In French, deschenes means “of the oaks”; my name, then, can be taken as Michael of the Northern Woods, or something to that effect. The forests to the north, in Vermont, Maine, and Canada, are where I spent nine formative summers at my camp, Keewaydin, forging bonds and learning lessons only nature can teach. Because of how important these summers were in shaping my relationship to nature and humanity, I think the coincidence, my name’s description of the lands that have filled much of my childhood, powerfully characterizes who I am today.
In the summers from 2010 to 2018, I was a camper and Wilderness tripper at Keewaydin on Lake Dunmore, a rustic, all-boys sleepaway camp known for its hiking and canoeing trips. As campers get older, trips become longer, tougher, and more remote. In their last summer at camp, boys embark on the culminating experience of their time at Keewaydin: Verendrye, a 17-day canoe trip across La Verendrye Wildlife Reserve in Canada. In the following summer, campers have the option of completing a Wilderness trip, a 30-day canoe trek across northern Quebec. These trips were two of the most meaningful experiences of my life. With my camp, the primary community with which I engage with nature, I have witnessed and adopted numerous customs with respect to how I approach both the world around me and my community within it.
Much like other outdoors groups, Keewaydin staffmen encourage respect for, preservation of, and deference to the land. On trips, the language we use to talk about our experience reveals much about our relationship with nature. Recently, certain phrases have become a more prominent part of the Keewaydin lexicon: “Leave no trace” and “leave the campsite better than you found it” come to mind. I have no objection to the sentiments of these expressions. Indeed, they serve an increasingly important role in a global landscape torn apart by natural disasters and human pollution. The two phrases echo a common sentiment of today, which is that nature is something apart from, and threatened by, human civilization; therefore, we must go out of our way to protect it.
However, the foundation of Keewaydin tripping is a distinctly more frank and intimate relationship with nature, one not defined by absolutes. On the Wilderness trip, we used several saplings to fashion poles that propelled our canoes upriver, sawed down standing dead trees for firewood and one young tree each night to craft our firepit, and blazed our trails with small hatchet marks in the bark of a handful of trees along our path. We can sustain this relationship with the land by virtue of the distance that separated us from the nearest trace of human civilization and the relative infrequency of our actions. Our trip went far enough north that we could drink from the water without purification. At points, we were hundreds of miles from the nearest road. And only two trips of this kind depart from Keewaydin each summer. So, whatever mark we did make on the land will likely fade by the time any trip, Keewaydin group or otherwise, happens down the same river or lake.

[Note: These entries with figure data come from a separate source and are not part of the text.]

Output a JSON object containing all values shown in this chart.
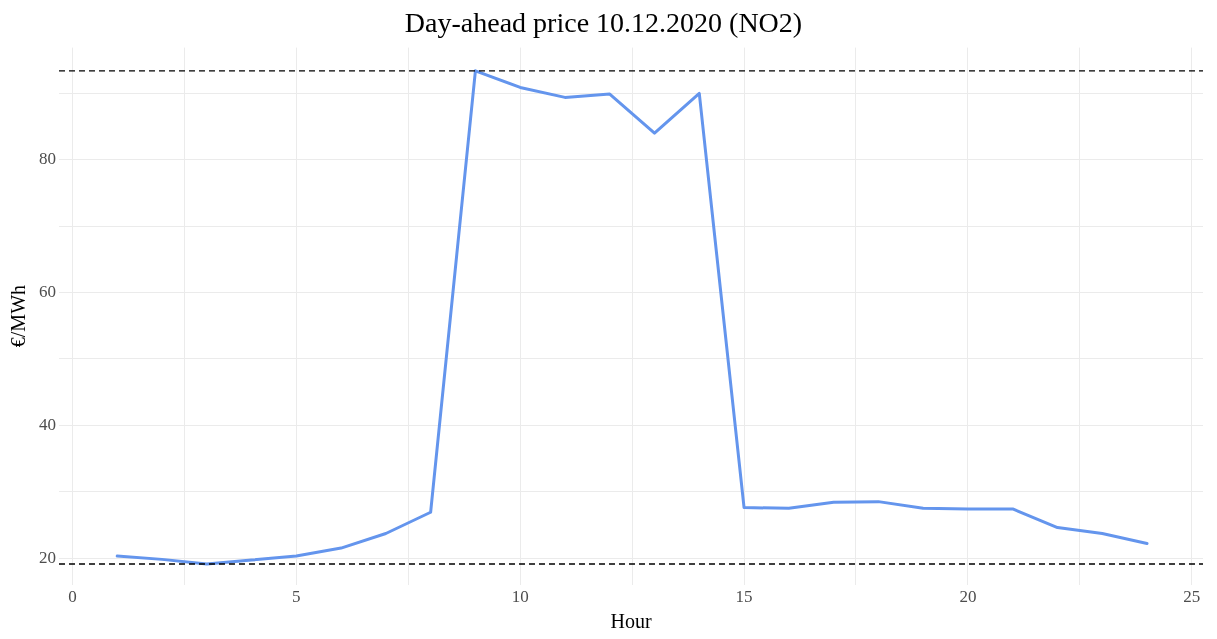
{
  "chart_data": {
    "type": "line",
    "title": "Day-ahead price 10.12.2020 (NO2)",
    "xlabel": "Hour",
    "ylabel": "€/MWh",
    "x": [
      1,
      2,
      3,
      4,
      5,
      6,
      7,
      8,
      9,
      10,
      11,
      12,
      13,
      14,
      15,
      16,
      17,
      18,
      19,
      20,
      21,
      22,
      23,
      24
    ],
    "series": [
      {
        "color": "#6495ed",
        "values": [
          20.3,
          19.8,
          19.1,
          19.7,
          20.3,
          21.5,
          23.7,
          26.9,
          93.4,
          90.9,
          89.4,
          89.9,
          84.0,
          90.0,
          27.6,
          27.5,
          28.4,
          28.5,
          27.5,
          27.4,
          27.4,
          24.6,
          23.7,
          22.2
        ]
      }
    ],
    "xlim": [
      -0.3,
      25.25
    ],
    "ylim": [
      16,
      96.9
    ],
    "xticks": [
      0,
      {
        "value": 2.5,
        "label": null
      },
      5,
      {
        "value": 7.5,
        "label": null
      },
      10,
      {
        "value": 12.5,
        "label": null
      },
      15,
      {
        "value": 17.5,
        "label": null
      },
      20,
      {
        "value": 22.5,
        "label": null
      },
      25
    ],
    "yticks": [
      20,
      {
        "value": 30,
        "label": null
      },
      40,
      {
        "value": 50,
        "label": null
      },
      60,
      {
        "value": 70,
        "label": null
      },
      80,
      {
        "value": 90,
        "label": null
      }
    ],
    "ref_lines": [
      {
        "axis": "y",
        "value": 93.4,
        "color": "#000000",
        "line_style": "dashed"
      },
      {
        "axis": "y",
        "value": 19.1,
        "color": "#000000",
        "line_style": "dashed"
      }
    ],
    "grid": true,
    "legend": false,
    "marker": "none",
    "line_style": "solid"
  }
}
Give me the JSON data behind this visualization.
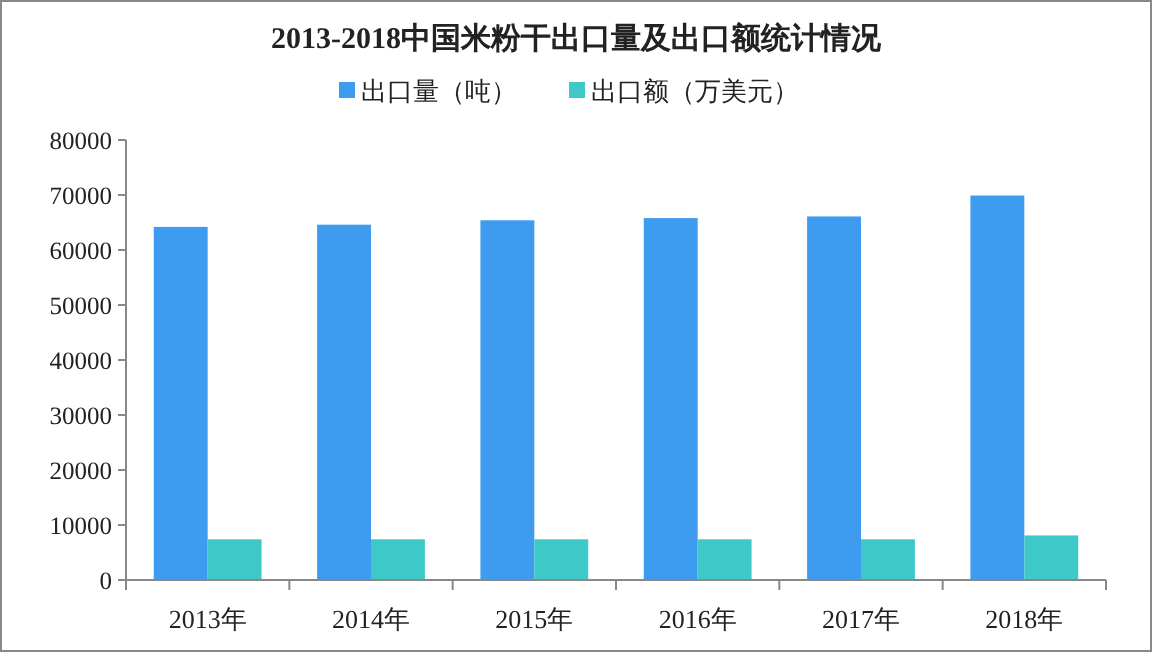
{
  "chart_data": {
    "type": "bar",
    "title": "2013-2018中国米粉干出口量及出口额统计情况",
    "categories": [
      "2013年",
      "2014年",
      "2015年",
      "2016年",
      "2017年",
      "2018年"
    ],
    "series": [
      {
        "name": "出口量（吨）",
        "color": "#3d9bf0",
        "values": [
          64200,
          64600,
          65400,
          65800,
          66100,
          69900
        ]
      },
      {
        "name": "出口额（万美元）",
        "color": "#3ec8c8",
        "values": [
          7400,
          7400,
          7400,
          7400,
          7400,
          8100
        ]
      }
    ],
    "ylim": [
      0,
      80000
    ],
    "yticks": [
      0,
      10000,
      20000,
      30000,
      40000,
      50000,
      60000,
      70000,
      80000
    ],
    "legend": "top",
    "grid": false
  }
}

This way of interacting with the land also preserves the way Keewaydin has gone about canoe tripping for more than a century. Keewaydin’s tripping style acknowledges a human's place as a small part of, rather than apart from, nature. Leveraging the natural landscape — sparsely, thoughtfully, deliberately — reaffirms humanity’s reliance on this world and our situation within it. Our ability to go on trips in the way we do is an immense pleasure, one that may not be feasible in the coming decades as our population grows and the swaths of untouched beauty like that of northern Canada recede. But, while it’s still possible, I hope to journey deep into the wilderness whenever I can, to again feel truly human. My sensation of unadulterated humanity on camping trips is wholly personal, and perhaps even paradoxical, given my isolation from civilization. However, the interdependence of a trip’s crew, as well as the independence of the canoer, makes me more fully cognizant of my place as part of a collective than anything I feel in the “real world.” If everyone were to, just once, partake in this sort of experience, I believe we all would have a much greater and more sincere investment in this planet we call home.
Keewaydin’s interactions with the land demand a thoughtful consideration of the resources at hand, how best to use them, and what circumstances have allowed for our accessing them. Outside of camping trips, these lessons retain their impact and, for me, unfold in myriad ways. A more realistic reckoning with the scarcity of fossil fuels and the havoc that they wreak on our planet could lead to a collective shift toward a more sustainable earth. A more thoughtful consumer base could ensure the integrity and morality of a global market. And, personally, I work to constantly acknowledge the unequal distribution of resources in both my country and the world and my wholly coincidental place within that striated landscape, as I think others should, too. Ultimately, the relationship that I have with nature demands empathy, sustainability, and decency, values that I think are immensely valuable in this increasingly factious world.
Michael Deschenes is 17 years old and lives in Pasadena, California. He enjoys writing, especially for his school’s newspaper, The Paw Print, for which he is the opinion editor. He also loves reading, camping, and playing badminton and basketball.